The full text of the letter follows:

July 8, 2014

The Honorable John A. Boehner
Speaker
U.S. House of Representatives
H-232, Capitol Building
Washington, D.C. 20515

Speaker Boehner:

We write to you today regarding the importance of reauthorizing the Export-Import Bank before its charter expires at the end of the fiscal year.  Throughout the Bank’s 80 year history, which includes 15 separate charter reauthorizations, Republicans and Democrats have offered strong, often unanimous support for this critical institution. We see no reason for members of either party to waver in their support, and we are confident that a reauthorization vote would pass the House once again with strong, bipartisan backing. We therefore urge you to ensure the House votes to reauthorize the Bank before September 30.   

Trade is critically important to the continued growth of our nation’s economy and to our home state of Washington.  In 2013, U.S. exports reach $2.3 trillion, with Washington exporting a record-breaking $81.9 billion in goods and services.  A key part of this export growth in Washington state and across the nation, including your home state of Ohio, is attributable to Ex-Im.  In Washington state, Ex-Im supported 84 companies, including 64 small businesses, in 2013 alone.  Companies selling goods from airplanes to wood products to lentils (and more) benefitted from Ex-Im programs in the past year, and we consistently hear from our constituents, particularly small business owners, of the value Ex-Im provides to their companies as an important export finance tool to help grow their businesses.

Washington, of course, is not the only state benefitting from Ex-Im.  As we are sure you know, 114 Ohio companies benefitted from Ex-Im financing in 2013, including 98 small businesses.  Companies from your home state exported products across the world, as close as Mexico and as far away as Russia.

Across the country, these statistics are echoed.  Ex-Im plays an important role in helping businesses reach and expand to new markets.  3,413 small businesses exported $37.4 billion of goods and services with the support of Ex-Im last year; these exports, in turn, supported 205,000 export-related jobs in 2013, all while the Bank returned $1.057 billion to the U.S. Treasury.  An agency that reduces the deficit, supports a level international playing field for U.S. companies, and supports hundreds of thousands of jobs across the country is an agency that deserves robust support from Congress.  

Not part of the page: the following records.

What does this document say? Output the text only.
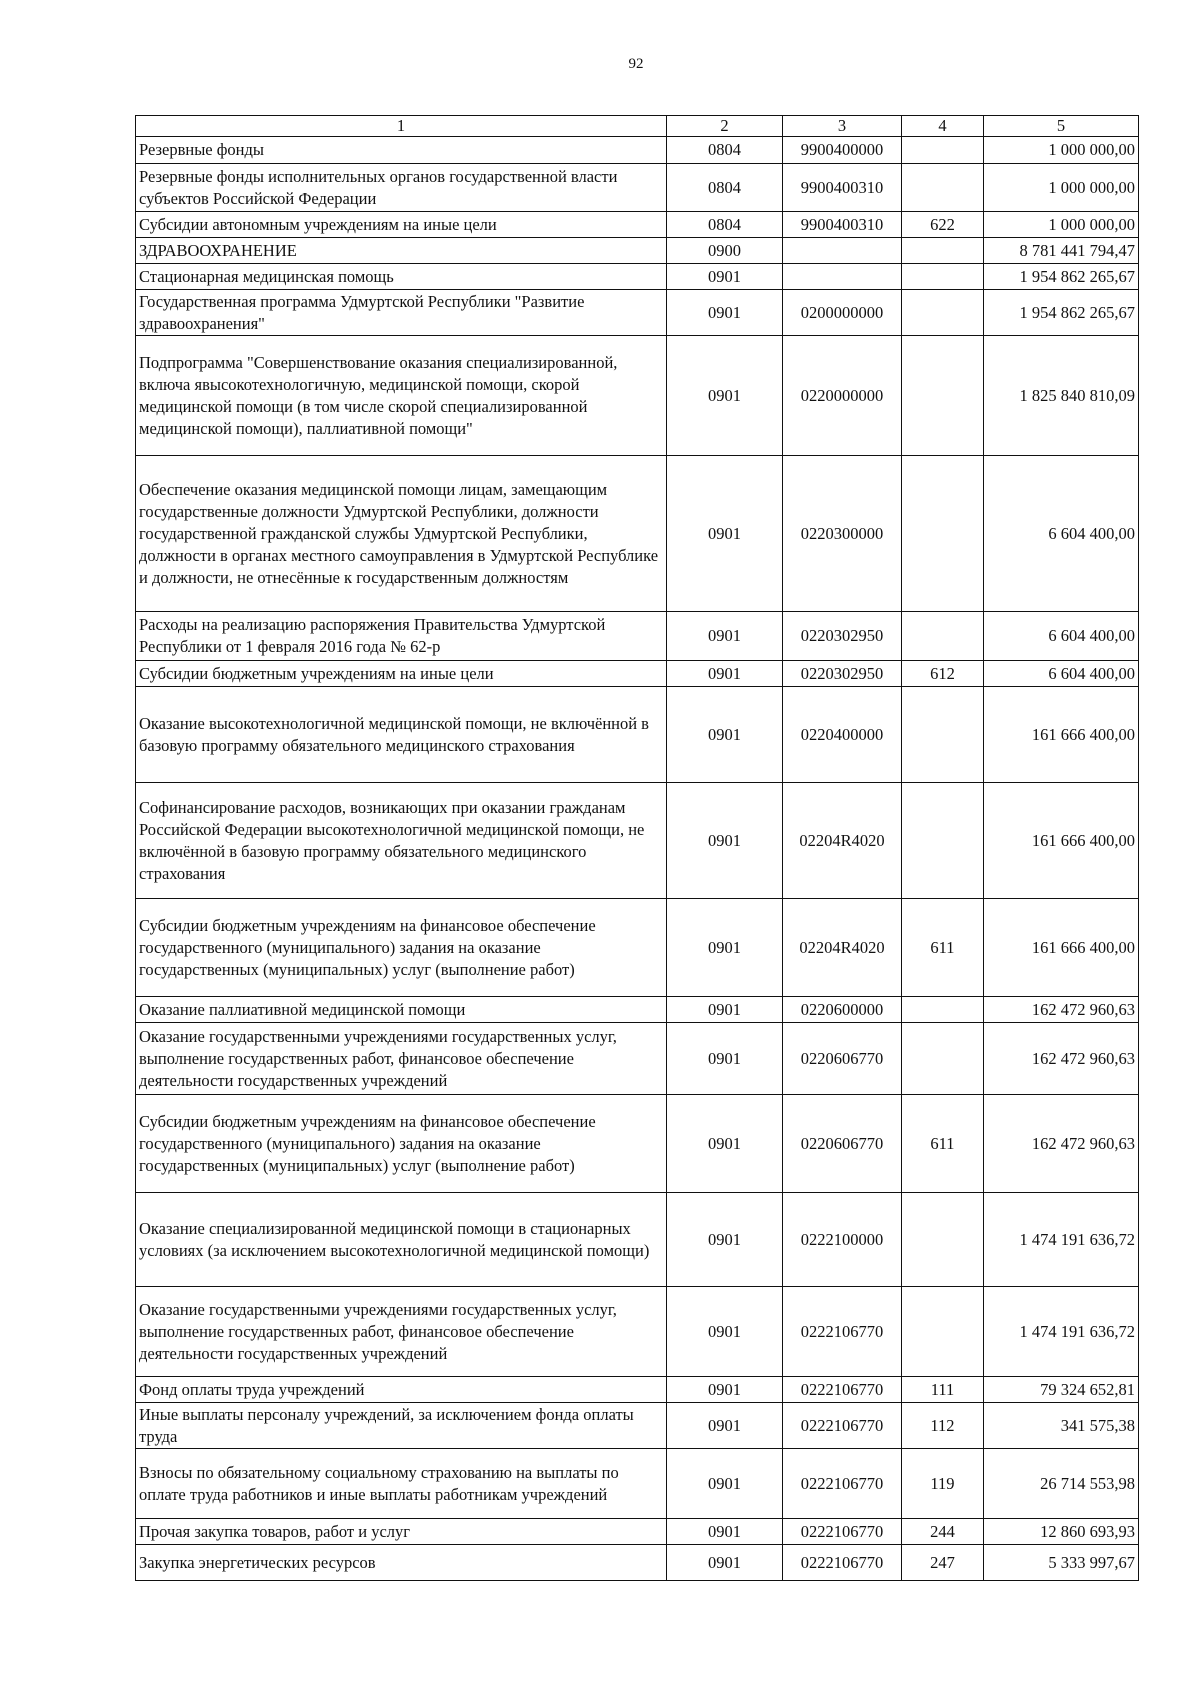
92
1	2	3	4	5
Резервные фонды	0804	9900400000		1 000 000,00
Резервные фонды исполнительных органов государственной власти субъектов Российской Федерации	0804	9900400310		1 000 000,00
Субсидии автономным учреждениям на иные цели	0804	9900400310	622	1 000 000,00
ЗДРАВООХРАНЕНИЕ	0900			8 781 441 794,47
Стационарная медицинская помощь	0901			1 954 862 265,67
Государственная программа Удмуртской Республики "Развитие здравоохранения"	0901	0200000000		1 954 862 265,67
Подпрограмма "Совершенствование оказания специализированной, включа явысокотехнологичную, медицинской помощи, скорой медицинской помощи (в том числе скорой специализированной медицинской помощи), паллиативной помощи"	0901	0220000000		1 825 840 810,09
Обеспечение оказания медицинской помощи лицам, замещающим государственные должности Удмуртской Республики, должности государственной гражданской службы Удмуртской Республики, должности в органах местного самоуправления в Удмуртской Республике и должности, не отнесённые к государственным должностям	0901	0220300000		6 604 400,00
Расходы на реализацию распоряжения Правительства Удмуртской Республики от 1 февраля 2016 года № 62-р	0901	0220302950		6 604 400,00
Субсидии бюджетным учреждениям на иные цели	0901	0220302950	612	6 604 400,00
Оказание высокотехнологичной медицинской помощи, не включённой в базовую программу обязательного медицинского страхования	0901	0220400000		161 666 400,00
Софинансирование расходов, возникающих при оказании гражданам Российской Федерации высокотехнологичной медицинской помощи, не включённой в базовую программу обязательного медицинского страхования	0901	02204R4020		161 666 400,00
Субсидии бюджетным учреждениям на финансовое обеспечение государственного (муниципального) задания на оказание государственных (муниципальных) услуг (выполнение работ)	0901	02204R4020	611	161 666 400,00
Оказание паллиативной медицинской помощи	0901	0220600000		162 472 960,63
Оказание государственными учреждениями государственных услуг, выполнение государственных работ, финансовое обеспечение деятельности государственных учреждений	0901	0220606770		162 472 960,63
Субсидии бюджетным учреждениям на финансовое обеспечение государственного (муниципального) задания на оказание государственных (муниципальных) услуг (выполнение работ)	0901	0220606770	611	162 472 960,63
Оказание специализированной медицинской помощи в стационарных условиях (за исключением высокотехнологичной медицинской помощи)	0901	0222100000		1 474 191 636,72
Оказание государственными учреждениями государственных услуг, выполнение государственных работ, финансовое обеспечение деятельности государственных учреждений	0901	0222106770		1 474 191 636,72
Фонд оплаты труда учреждений	0901	0222106770	111	79 324 652,81
Иные выплаты персоналу учреждений, за исключением фонда оплаты труда	0901	0222106770	112	341 575,38
Взносы по обязательному социальному страхованию на выплаты по оплате труда работников и иные выплаты работникам учреждений	0901	0222106770	119	26 714 553,98
Прочая закупка товаров, работ и услуг	0901	0222106770	244	12 860 693,93
Закупка энергетических ресурсов	0901	0222106770	247	5 333 997,67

Failure to reauthorize the Bank would place American companies at a serious disadvantage to international businesses, particularly those with access to the 60 official export credit agencies worldwide not in danger of closing.  By not reauthorizing the Bank, you will unnecessarily put American jobs at risk at a time when the focus should be on ways to continue to grow the economy. 

There is no good reason to delay the reauthorization of Ex-Im, and we encourage you to work with your colleagues and move your chamber toward reauthorizing this successful public-private partnership. In fact, reauthorization has even occurred by voice vote in your chamber and by unanimous consent in the Senate.  When last reauthorized, Ex-Im was unanimously supported by the Washington state delegation, both Republicans and Democrats. Members of Congress have no excuse to reverse their previous support for the Bank, and we are confident that reauthorization would pass the House once again with strong bipartisan support.

We firmly believe this reauthorization is too important to be delayed.  The continuation of Ex-Im is not a political issue, it is a jobs issue.  We look forward to working with you to ensure the Bank is reauthorized so that thousands of American businesses, large and small, can continue to benefit from Ex-Im programs each year.